Gepubliceerd op 01-12-2020

plantengemeenschap

betekenis & definitie

op een bepaalde plaats voorkomende vegetatie, die kan bestaan uit planten van één soort, maar meestal is opgebouwd uit verscheidene soorten. Op deze plaats beïnvloeden de planten elkaar en heerst een zeker evenwicht.

Het begrip plantengemeenschap kan in concrete zin worden gebruikt om (een deel van) de vegetatie op een bepaalde plaats aan te geven (fytocoenose). Men kan het ook in abstracte zin opvatten en duidt er dan een bepaalde plantesoort of een bepaald vegetatietype mee aan (coenon).Uit onderzoek is gebleken dat planten in bepaalde combinaties voorkomen. In een sterk bemest weiland komen meestal wel Engels raaigras, ruw beemdgras, witte klaver en paardebloemen voor, maar ontbreken pijpestrootje en dopheide. In de sloot die aan het weiland grenst, drijven enige soorten kroos, daaronder groeit waterpest. Deze soorten komen telkens weer samen voor, doordat de eisen die elke plantesoort stelt aan zijn omgeving, voor deze soorten ongeveer overeenkomen. Op alle plaatsen die een zelfde leefmilieu bieden, vindt men daardoor steeds ongeveer dezelfde soorten.

Sommige planten zijn direct afhankelijk van andere. Dit is het geval bij b.v. epifyten op bomen (o.a. mossen en korstmossen), bij mycorrhiza (schimmels in plantewortels) en bij vele parasieten en halfparasieten. Maar meestal komen de combinaties min of meer toevallig tot stand, doordat de desbetreffende soorten met elkaar overeenkomende eisen stellen. Daardoor kunnen plantengemeenschappen in elkaar overgaan en zijn er allerlei tussenvormen mogelijk. Deze treft men vooral bij geleidelijke overgangen in het leefmilieu (gradiënten) aan. Scherpere grenzen tussen plantengemeenschappen worden vaak veroorzaakt door plotselinge overgangen in b.v. de bodemgesteldheid en de vochtvoorziening. In zo sterk door de mens beïnvloede landschappen als in Nederland en België, komen deze vooral voor door verschillen in het huidige of vroegere bodemgebruik (betreden, bemesten, ploegen, kappen, maaien, branden enz.).

Iedere plantengemeenschap heeft speciale kenmerken, in te delen naar:

1. soortenrijkdom of diversiteit (in de zeekraalgemeenschap komen slechts enkele soorten voor, in een kalkgrasland altijd vele);
2. dominantie en relatieve verhoudingen van de soorten (in sommige gemeenschappen zijn er enkele soorten die de groeiomstandigheden bepalen, bij andere zijn de verhoudingen min of meer gelijk);
3. groeivorm en structuur (de verticale gelaagdheid van mossen, kruiden, struiken en bomen).

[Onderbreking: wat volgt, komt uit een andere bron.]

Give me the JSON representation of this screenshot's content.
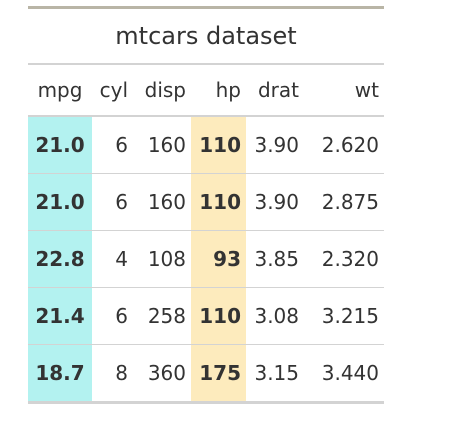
{
  "table": {
    "title": "mtcars dataset",
    "columns": [
      "mpg",
      "cyl",
      "disp",
      "hp",
      "drat",
      "wt"
    ],
    "rows": [
      [
        "21.0",
        "6",
        "160",
        "110",
        "3.90",
        "2.620"
      ],
      [
        "21.0",
        "6",
        "160",
        "110",
        "3.90",
        "2.875"
      ],
      [
        "22.8",
        "4",
        "108",
        "93",
        "3.85",
        "2.320"
      ],
      [
        "21.4",
        "6",
        "258",
        "110",
        "3.08",
        "3.215"
      ],
      [
        "18.7",
        "8",
        "360",
        "175",
        "3.15",
        "3.440"
      ]
    ],
    "highlight": {
      "mpg_color": "#b3f2f0",
      "hp_color": "#fdebbd"
    }
  }
}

Er zijn twee uitgangspunten voor de beschrijving en indeling van plantengemeenschappen. De ene gaat uit van de meest opvallende en dominante soorten. Deze methode wordt vooral gevolgd door Scandinavische, Britse en Amerikaanse vegetatiekundigen. De andere methode gaat uit van de meest typerende (vaak juist minder algemene) soorten: de karakteristieke soortencombinatie. Vooral in West- en Centraal-Europa wordt deze methode gebruikt door onderzoekers van de FransZwitserse school (of school van BraunBlanquet) voor het bepalen van vegetatietypen die in een hiërarchisch systeem worden samengevoegd. → associatie.